Poliomyelitis devastated the world. Even more so in less developed countries that lacked the capacity for proper sanitation. Essentially, an individual would ingest the virus if he or she consumed contaminated food and drink through the “fecal-oral” route. The infection would eventually lead to permanent paralysis. Children were one of the most susceptible groups of people.
Jonas Salk and Albert Sabin developed two distinct vaccines to cure polio. Salk’s vaccine was the “dead” virus, while Sabin’s vaccine was the attenuated or weakened virus. The difference is the latter was replicated and evolved in different host organisms. Sabin’s vaccine elicited a complete immune response to the virus. Salk’s vaccine was “killed” by high salt concentration, and was not therefore a complete virus, only components of the virus which did elicit an immune response, but not one that was as strong as Sabin’s vaccine.
The issue was, an attenuated virus could, although the chances were slim, revert to its previous infectious state. The public was concerned with the Sabin vaccine reverting and actually causing a polio infection. So, the Salk vaccine became the “go-to” vaccine because a “dead” virus could not revert because the virus was not whole.
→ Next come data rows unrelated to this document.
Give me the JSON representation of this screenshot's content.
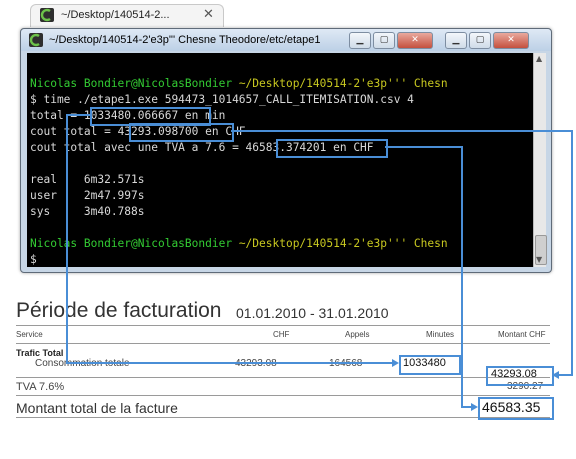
{
  "tab": {
    "title": "~/Desktop/140514-2...",
    "close": "✕"
  },
  "window": {
    "title": "~/Desktop/140514-2'e3p''' Chesne Theodore/etc/etape1"
  },
  "terminal": {
    "prompt_user": "Nicolas Bondier@NicolasBondier",
    "prompt_path": " ~/Desktop/140514-2'e3p''' Chesn",
    "command": "$ time ./etape1.exe 594473_1014657_CALL_ITEMISATION.csv 4",
    "total_label": "total = ",
    "total_value": "1033480.066667",
    "total_unit": " en min",
    "cout_label": "cout total = ",
    "cout_value": "43293.098700",
    "cout_unit": " en CHF",
    "tva_label": "cout total avec une TVA a 7.6 = ",
    "tva_value": "46583.374201",
    "tva_unit": " en CHF",
    "time_real": "real    6m32.571s",
    "time_user": "user    2m47.997s",
    "time_sys": "sys     3m40.788s",
    "prompt2_user": "Nicolas Bondier@NicolasBondier",
    "prompt2_path": " ~/Desktop/140514-2'e3p''' Chesn",
    "last_prompt": "$"
  },
  "invoice": {
    "title": "Période de facturation",
    "period": "01.01.2010 - 31.01.2010",
    "columns": [
      "Service",
      "CHF",
      "Appels",
      "Minutes",
      "Montant CHF"
    ],
    "section": "Trafic Total",
    "row_label": "Consommation totale",
    "row_chf": "43293.08",
    "row_appels": "164568",
    "row_minutes": "1033480",
    "row_montant": "43293.08",
    "tva_label": "TVA 7.6%",
    "tva_value": "3290.27",
    "total_label": "Montant total de la facture",
    "total_value": "46583.35"
  },
  "colors": {
    "highlight": "#4a8ed6",
    "prompt_green": "#33cc33",
    "prompt_yellow": "#c8c820"
  }
}
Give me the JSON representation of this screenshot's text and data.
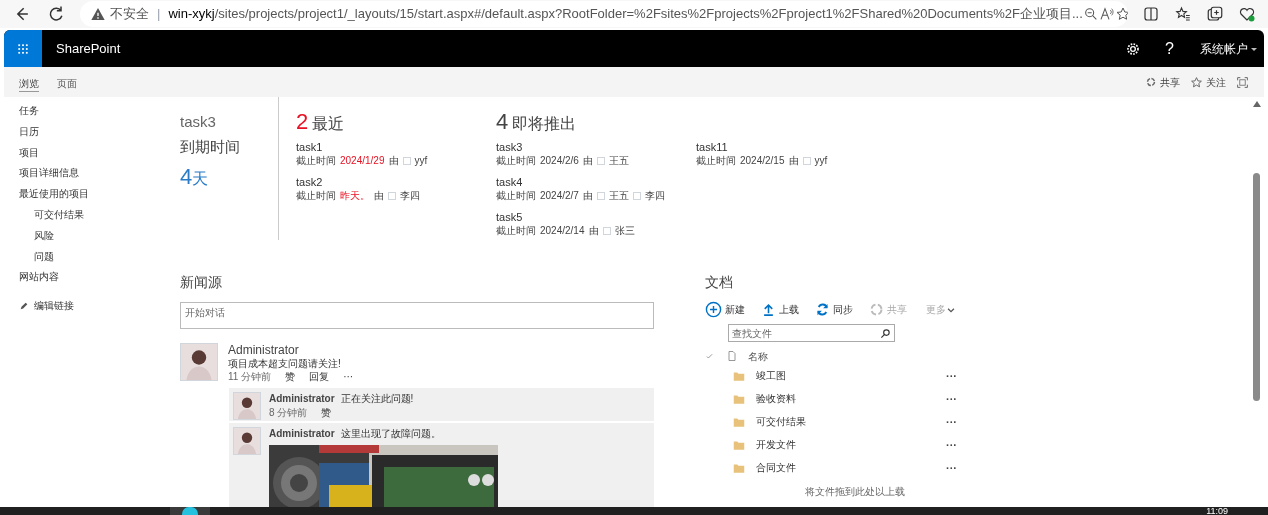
{
  "browser": {
    "security": "不安全",
    "separator": "|",
    "url_host": "win-xykj",
    "url_rest": "/sites/projects/project1/_layouts/15/start.aspx#/default.aspx?RootFolder=%2Fsites%2Fprojects%2Fproject1%2FShared%20Documents%2F企业项目..."
  },
  "header": {
    "app": "SharePoint",
    "help": "?",
    "user": "系统帐户"
  },
  "ribbon": {
    "tabs": [
      {
        "label": "浏览",
        "selected": true
      },
      {
        "label": "页面",
        "selected": false
      }
    ],
    "actions": [
      "共享",
      "关注"
    ]
  },
  "nav": {
    "items": [
      {
        "label": "任务"
      },
      {
        "label": "日历"
      },
      {
        "label": "项目"
      },
      {
        "label": "项目详细信息"
      },
      {
        "label": "最近使用的项目",
        "children": [
          {
            "label": "可交付结果"
          },
          {
            "label": "风险"
          },
          {
            "label": "问题"
          }
        ]
      },
      {
        "label": "网站内容"
      }
    ],
    "edit_link": "编辑链接"
  },
  "countdown": {
    "task": "task3",
    "label": "到期时间",
    "number": "4",
    "unit": "天"
  },
  "recent": {
    "count": "2",
    "title": "最近",
    "tasks": [
      {
        "name": "task1",
        "due_label": "截止时间",
        "due": "2024/1/29",
        "overdue": true,
        "by": "由",
        "people": [
          "yyf"
        ]
      },
      {
        "name": "task2",
        "due_label": "截止时间",
        "due": "昨天。",
        "overdue": true,
        "by": "由",
        "people": [
          "李四"
        ]
      }
    ]
  },
  "upcoming": {
    "count": "4",
    "title": "即将推出",
    "tasks": [
      {
        "name": "task3",
        "due_label": "截止时间",
        "due": "2024/2/6",
        "overdue": false,
        "by": "由",
        "people": [
          "王五"
        ]
      },
      {
        "name": "task4",
        "due_label": "截止时间",
        "due": "2024/2/7",
        "overdue": false,
        "by": "由",
        "people": [
          "王五",
          "李四"
        ]
      },
      {
        "name": "task5",
        "due_label": "截止时间",
        "due": "2024/2/14",
        "overdue": false,
        "by": "由",
        "people": [
          "张三"
        ]
      },
      {
        "name": "task11",
        "due_label": "截止时间",
        "due": "2024/2/15",
        "overdue": false,
        "by": "由",
        "people": [
          "yyf"
        ]
      }
    ]
  },
  "newsfeed": {
    "title": "新闻源",
    "placeholder": "开始对话",
    "post": {
      "author": "Administrator",
      "text": "项目成本超支问题请关注!",
      "time": "11 分钟前",
      "actions": [
        "赞",
        "回复",
        "···"
      ]
    },
    "replies": [
      {
        "author": "Administrator",
        "text": "正在关注此问题!",
        "time": "8 分钟前",
        "actions": [
          "赞"
        ],
        "has_picture": false
      },
      {
        "author": "Administrator",
        "text": "这里出现了故障问题。",
        "has_picture": true
      }
    ]
  },
  "documents": {
    "title": "文档",
    "toolbar": [
      {
        "kind": "new",
        "label": "新建",
        "disabled": false
      },
      {
        "kind": "upload",
        "label": "上载",
        "disabled": false
      },
      {
        "kind": "sync",
        "label": "同步",
        "disabled": false
      },
      {
        "kind": "share",
        "label": "共享",
        "disabled": true
      },
      {
        "kind": "more",
        "label": "更多",
        "disabled": true
      }
    ],
    "search_placeholder": "查找文件",
    "column": "名称",
    "folders": [
      {
        "name": "竣工图",
        "menu": "···"
      },
      {
        "name": "验收资料",
        "menu": "···"
      },
      {
        "name": "可交付结果",
        "menu": "···"
      },
      {
        "name": "开发文件",
        "menu": "···"
      },
      {
        "name": "合同文件",
        "menu": "···"
      }
    ],
    "drop_hint": "将文件拖到此处以上载"
  },
  "taskbar": {
    "clock": "11:09"
  }
}
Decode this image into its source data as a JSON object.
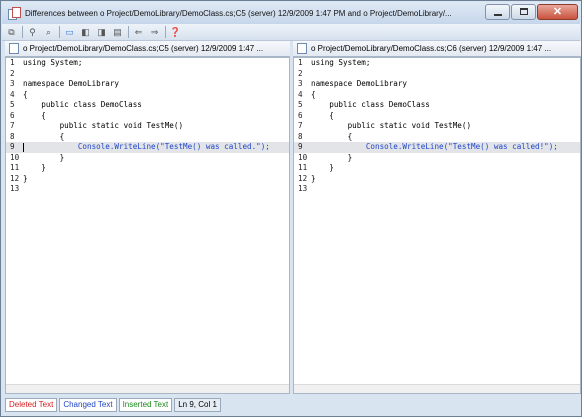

There was no doubt that Salk’s vaccine was not only innovative, but useful. So why did Salk decide not to patent his vaccine? After all the Congressional intent of the “Inventions Patentable” statute is to promote newly discovered technologies…including microorganisms. 35 USC § 101. Does his virus/microbe weigh in favor of the following factors?
- Has the bacterium/microbe obtained a different use?
- Is it a new bacterium/microbe?
- Has any change to the bacterial/ microbial species been made?
- Has the bacterium’s range of utility been enlarged?